Monday 10 August 2020

Linq vs Regex

I recently had to write a password validator as part of a technical test for a prospective employer, where three of the conditions were:

  • Passwords must contain an upper case character
  • Passwords must contain a lower case character
  • Passwords must contain a number

Having recently had occasion to learn that you can treat a string as a collection of characters and then use Linq to run set operations across the collection, in the test I used this code:

password.Any(char.IsUpper)

password.Any(char.IsLower)

password.Any(char.IsDigit)

But I worked through the same test again yesterday as an exercise with a friend, and we used Regex instead, so the code became:

new Regex(@"[A-Z]").IsMatch(password)

new Regex(@"[a-z]").IsMatch(password)

new Regex(@"[0-9]").IsMatch(password)

Plainly either version works; I don't see myself as a great Regex developer, which is partly why I reached for the Linq solution first. But seeing the solution written both ways I got to wondering if there was a performance benefit one way or the other. Clearly, there's only one way to find out...

I wrote up a console app that would use a Stopwatch to time each operation, and I ran it over 100 iterations and reported the average number of ticks taken (I started off measuring the number of milliseconds taken but this was zero...). 
And we can see that in two cases the Regex outperforms the Linq version, and in the third it's more or less even. Job done!

But... what happens if we up the number of iterations? Here's the same code run across 1 000, 10 000 and 1 000 000 iterations.

Across more iterations, the Linq version performs faster!

So which should you use? Well, as with most things programming, it depends... It's important to remember that we're talking about differences of only a tick or two, measurements so small that your user won't notice. So with that in mind, we should think about other considerations, like our relative skill levels between Linq and Regex, and which version we find more accessible and readable. So for me, if I was making the choice I'd opt for the Linq versions; I tend to find Regex somewhat impenetrable. But you might make a different choice, and that's fine too.
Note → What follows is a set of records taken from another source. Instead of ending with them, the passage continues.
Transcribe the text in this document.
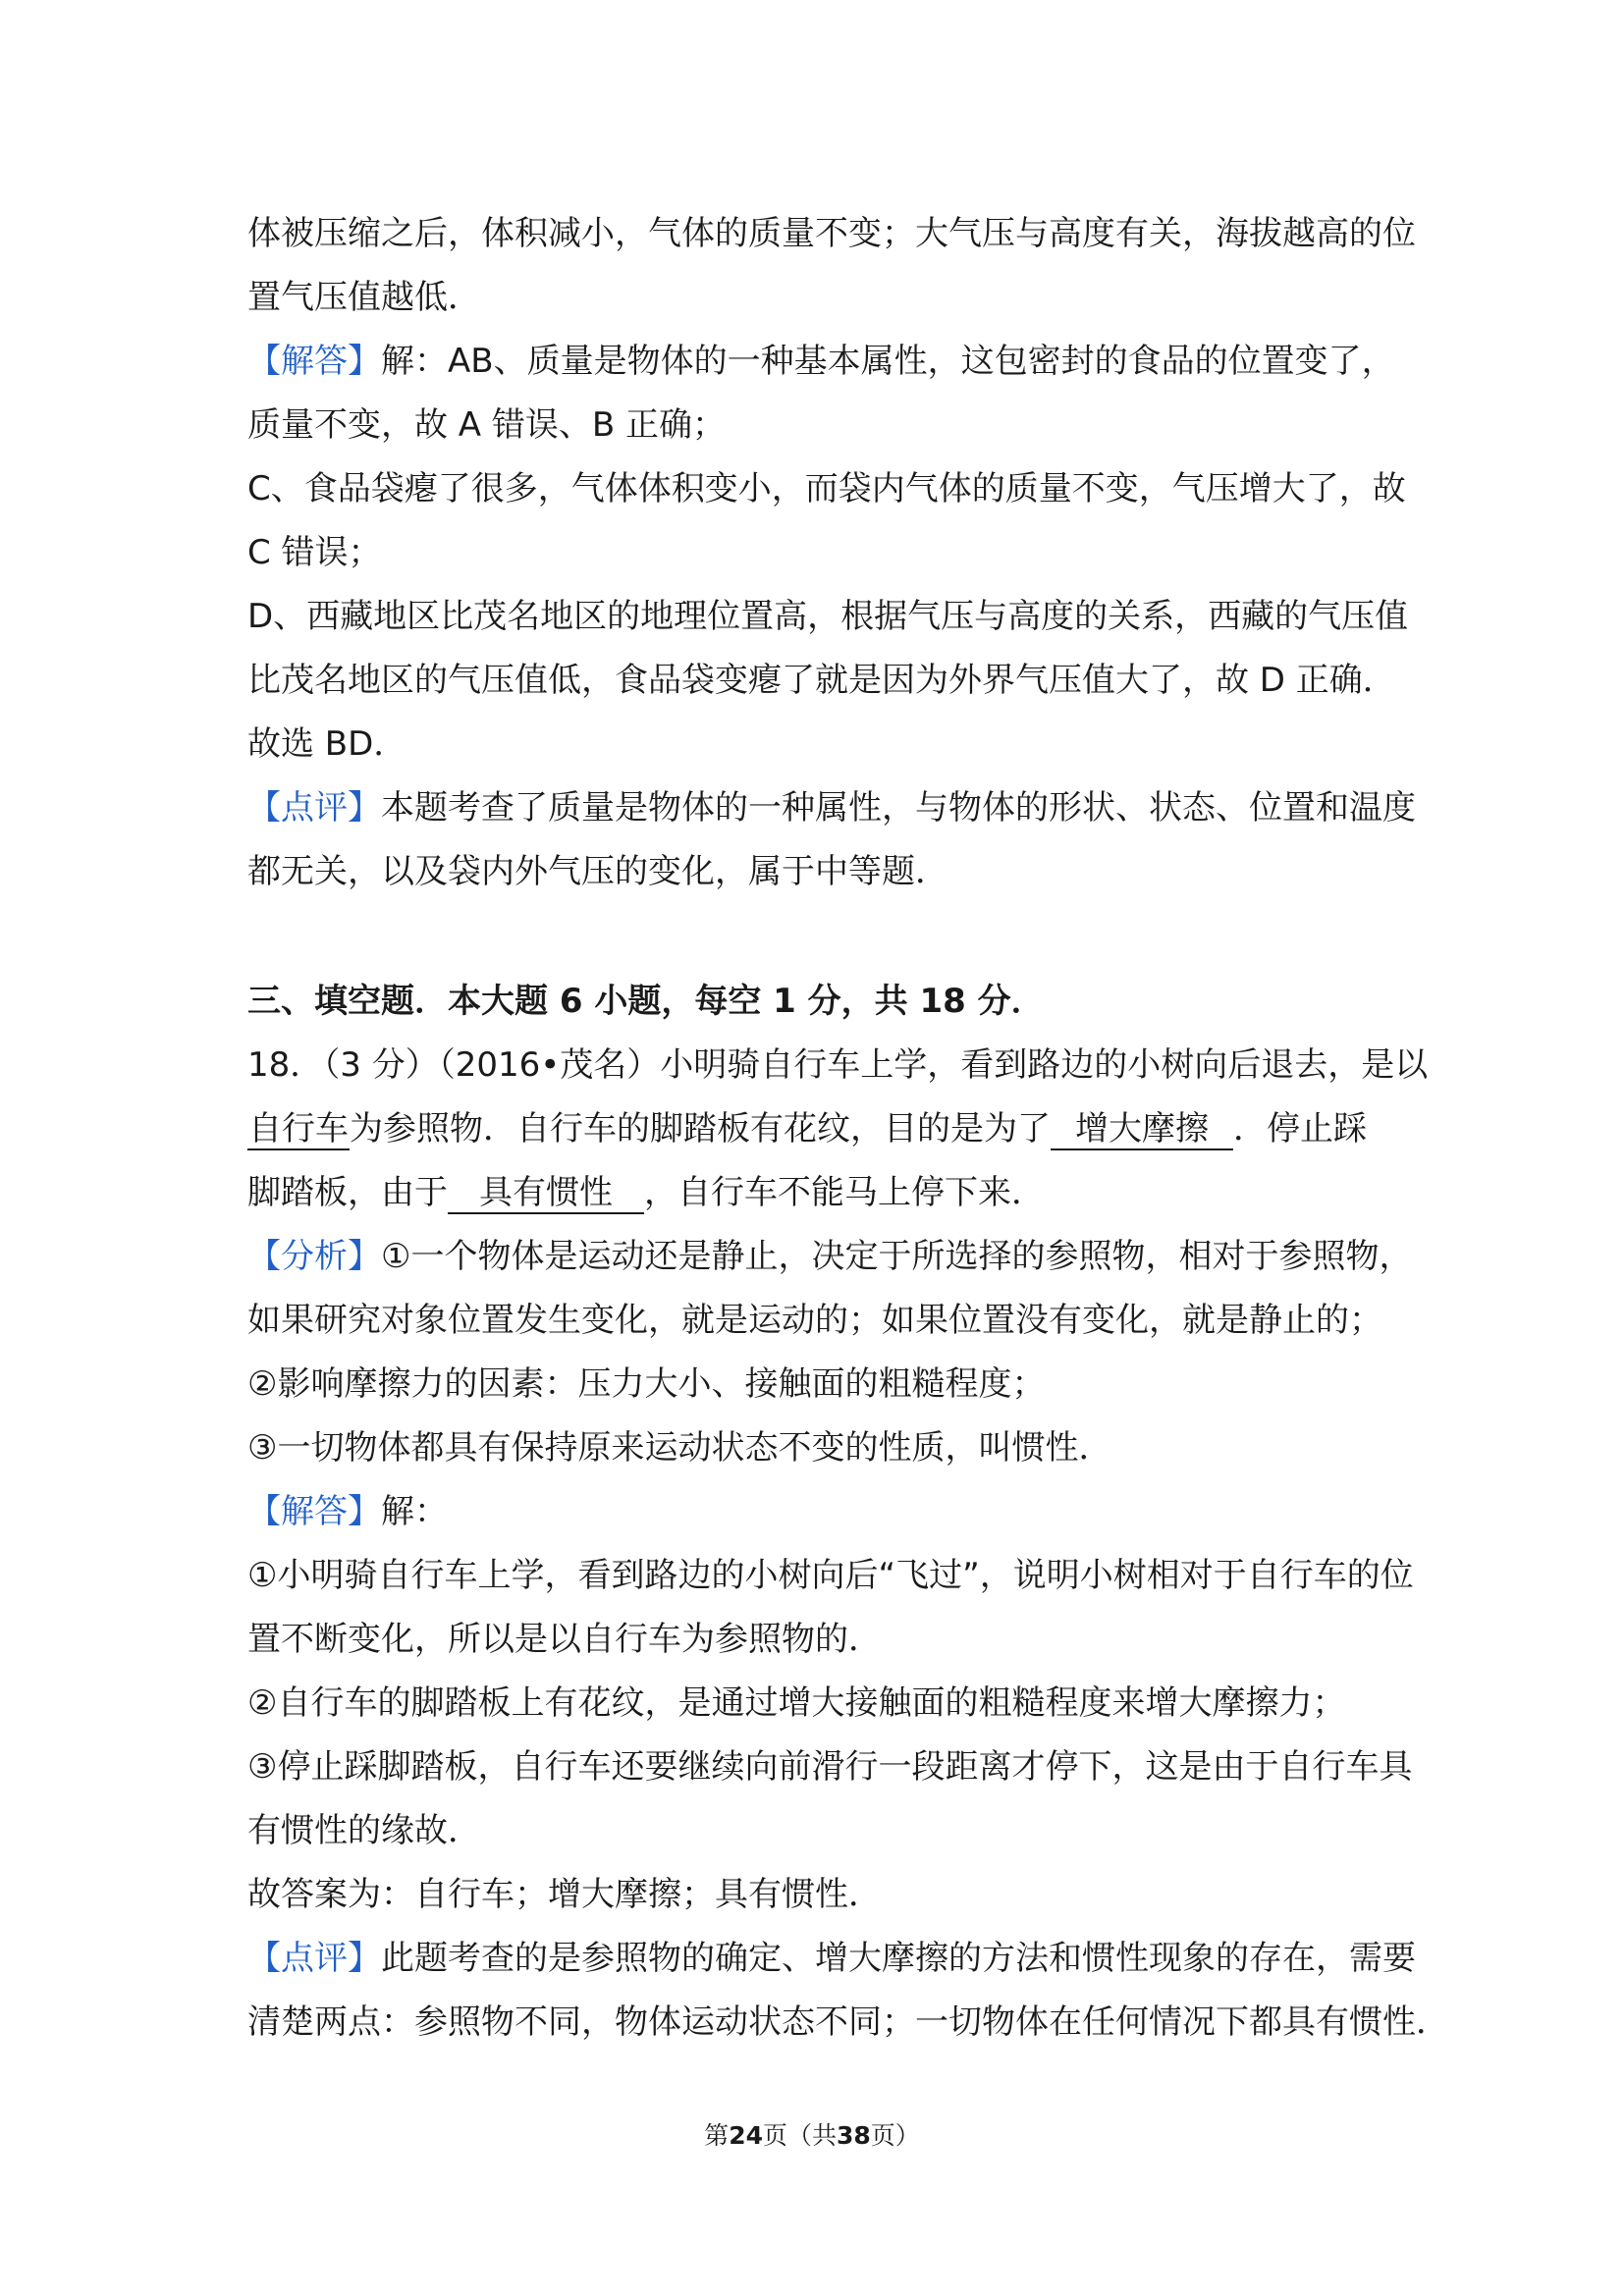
体被压缩之后，体积减小，气体的质量不变；大气压与高度有关，海拔越高的位
置气压值越低．
【解答】解：AB、质量是物体的一种基本属性，这包密封的食品的位置变了，
质量不变，故 A 错误、B 正确；
C、食品袋瘪了很多，气体体积变小，而袋内气体的质量不变，气压增大了，故
C 错误；
D、西藏地区比茂名地区的地理位置高，根据气压与高度的关系，西藏的气压值
比茂名地区的气压值低，食品袋变瘪了就是因为外界气压值大了，故 D 正确．
故选 BD．
【点评】本题考查了质量是物体的一种属性，与物体的形状、状态、位置和温度
都无关，以及袋内外气压的变化，属于中等题．
三、填空题．本大题 6 小题，每空 1 分，共 18 分．
18．（3 分）（2016•茂名）小明骑自行车上学，看到路边的小树向后退去，是以
自行车为参照物．自行车的脚踏板有花纹，目的是为了 增大摩擦 ．停止踩
脚踏板，由于 具有惯性 ，自行车不能马上停下来．
【分析】①一个物体是运动还是静止，决定于所选择的参照物，相对于参照物，
如果研究对象位置发生变化，就是运动的；如果位置没有变化，就是静止的；
②影响摩擦力的因素：压力大小、接触面的粗糙程度；
③一切物体都具有保持原来运动状态不变的性质，叫惯性．
【解答】解：
①小明骑自行车上学，看到路边的小树向后“飞过”，说明小树相对于自行车的位
置不断变化，所以是以自行车为参照物的．
②自行车的脚踏板上有花纹，是通过增大接触面的粗糙程度来增大摩擦力；
③停止踩脚踏板，自行车还要继续向前滑行一段距离才停下，这是由于自行车具
有惯性的缘故．
故答案为：自行车；增大摩擦；具有惯性．
【点评】此题考查的是参照物的确定、增大摩擦的方法和惯性现象的存在，需要
清楚两点：参照物不同，物体运动状态不同；一切物体在任何情况下都具有惯性．
第24页（共38页）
If you want to try my code (and the performance might be different on your machine), my code is at https://github.com/philpursglove/LinqVsRegex

(Aside: I was very pleasantly surprised to find the tooling support for writing Regexes in Visual Studio has massively improved, when you start writing your expression now you get Intellisense that shows you some of the options, and you get colour-coding inside your expression that helps you identify the parts of your expression)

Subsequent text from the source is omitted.